Di negara Indonesia banyak tersebar mitos-mitos yang menjamur di kalangan masyarakat. Hal ini menyebabkan penduduk meyakini bahwa pengaruh buruk dari mitos tersebut akan menimpa mereka. Salah satu mitos yang berulang-ulang terjadi di masyarakat adalah mitos malam Jumat Kliwon. Berikut penjelasan dan batasan-batasan dalam meyakini mitos tersebut.
Masyarakat Jawa seringkali meyakini sebuah mitos (semua kata “Mitos” dalam tulisan ini berarti pertanda buruk) sebagai akibat buruk yang akan menimpa mereka. Di antaranya adalah mitos malam Jumat Kliwon. Di malam Jumat Kliwon ini, sebagian mereka memercayai bahwa malam tersebut merupakan waktu para makhluk halus muncul ke permukaan. Hal ini membuat mereka takut untuk keluar rumah lantaran khawatir diganggu oleh makhluk-makhluk halus tersebut.
Al-Imam Ibnu Hajar al-Asqalâni dalam kitab Fathul-Bârȋ-nya (juz. 10 hlm. 213), menjelaskan bahwa mitos ini seringkali menjangkiti banyak manusia. Bahkan, pengaruh dari mitos juga ada pada kalangan orang-orang Arab Jahiliyah, di mana saat mereka hendak bepergian, mereka akan melihat ke mana arah seekor burung terbang. Apabila melihat burung terbang ke arah kanan, maka mereka pun akan melanjutkan perjalanan. Namun, mereka akan mengurungkan niatnya tatkala melihat burung terbang ke arah kiri. Sebab, hal itu merupakan pertanda buruk dalam perjalanan yang akan mereka lalui.
Jika itu hanya sebatas mitos, tapi kenapa kerapkali terbukti? Dalam hal ini, al-Imam Abdurrahman al-Mubarakfuri mengatakan bahwa mitos terjadi lantaran sangkaan buruk dari seorang hamba kepada Allah ﷻ, yang mana hal itu kemudian menjadi sebuah kenyataan. Para ulama mengaitkan hal ini dengan hadis qudsi berikut:
أنَا عِنْدَ ظَنِّيْ عَبْدِيْ بِيْ
“Aku berdasarkan sangkaan hamba-Ku…”
penyebabnya karena orang-orang Jawa menyangka bahwa mitos malam Jumat Kliwon ini sebagai pertanda buruk bagi kehidupan mereka, maka sangkaannya itu pun akan berubah menjadi sebuah kenyataan. Hal ini sesuai dengan pemahaman dari hadis qudsi di atas, di mana Allah ﷻ akan menakdirkan sesuatu sesuai dengan sangkaan dari hamba-Nya, baik berupa sangkaan baik maupun sangkaan buruk (Tuhfatul-Ahwâdzȋ juz. 7 hlm. 53).

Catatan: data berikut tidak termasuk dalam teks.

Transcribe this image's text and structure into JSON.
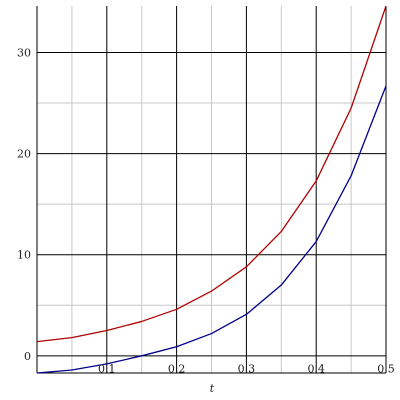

Batasan Meyakini Mitos Malam Jumat Kliwon
Seiring dengan menjamurnya mitos malam Jumat Kliwon ini, maka sangat perlu untuk memahami batasan-batasan yang harus seseorang lakukan dalam meyakini keberadaan mitos tersebut. Dalam hal ini, al-Imam Muhammad bin Ibrahim al-Baijuri dalam Tuhfatul-Murîd (hlm. 61) menerangkan batasan-batasan dalam meyakininya. Beliau memerincinya sebagaimana demikian:
Pertama, apabila mitos malam Jumat ini yakin pasti memberikan dampak, maka hukum memercayainya adalah kafir.
Kedua, jika keburukan yang terjadi dari mitos tersebut dipercayai bersumber dari kekuatan yang diberikan oleh Allah ﷻ, maka hukumnya adalah fasik (haram).
Ketiga, jika akibat buruk itu diyakini bahwa Allah ﷻ yang menghendakinya, tetapi memercayainya hanya sebagai bentuk talâzum aqlî, yang artinya keluar pada malam Jumat Kliwon tetap menimbulkan efek negatif, maka hanya dihukumi jahil (orang yang bodoh).
Keempat, jika ia meyakini bahwa semua yang terjadi pada malam Jumat Kliwon itu adalah kehendak dari Allah ﷻ, dalam artian ketika keluar rumah pada malam tersebut tidak akan berdampak negatif bagi dirinya, maka hal ini diperbolehkan.
Wal-Hâshil, meyakini mitos malam Jumat Kliwon ini apabila sesuai dengan syarat keempat, maka tidak apa-apa. Namun, jika mitos tersebut sampai dipercayai sebagaimana syarat pertama, tentu hal tersebut akan membuat dirinya terjerambab dalam kekafiran. Wallâhu A’lam bish-Shawwâb.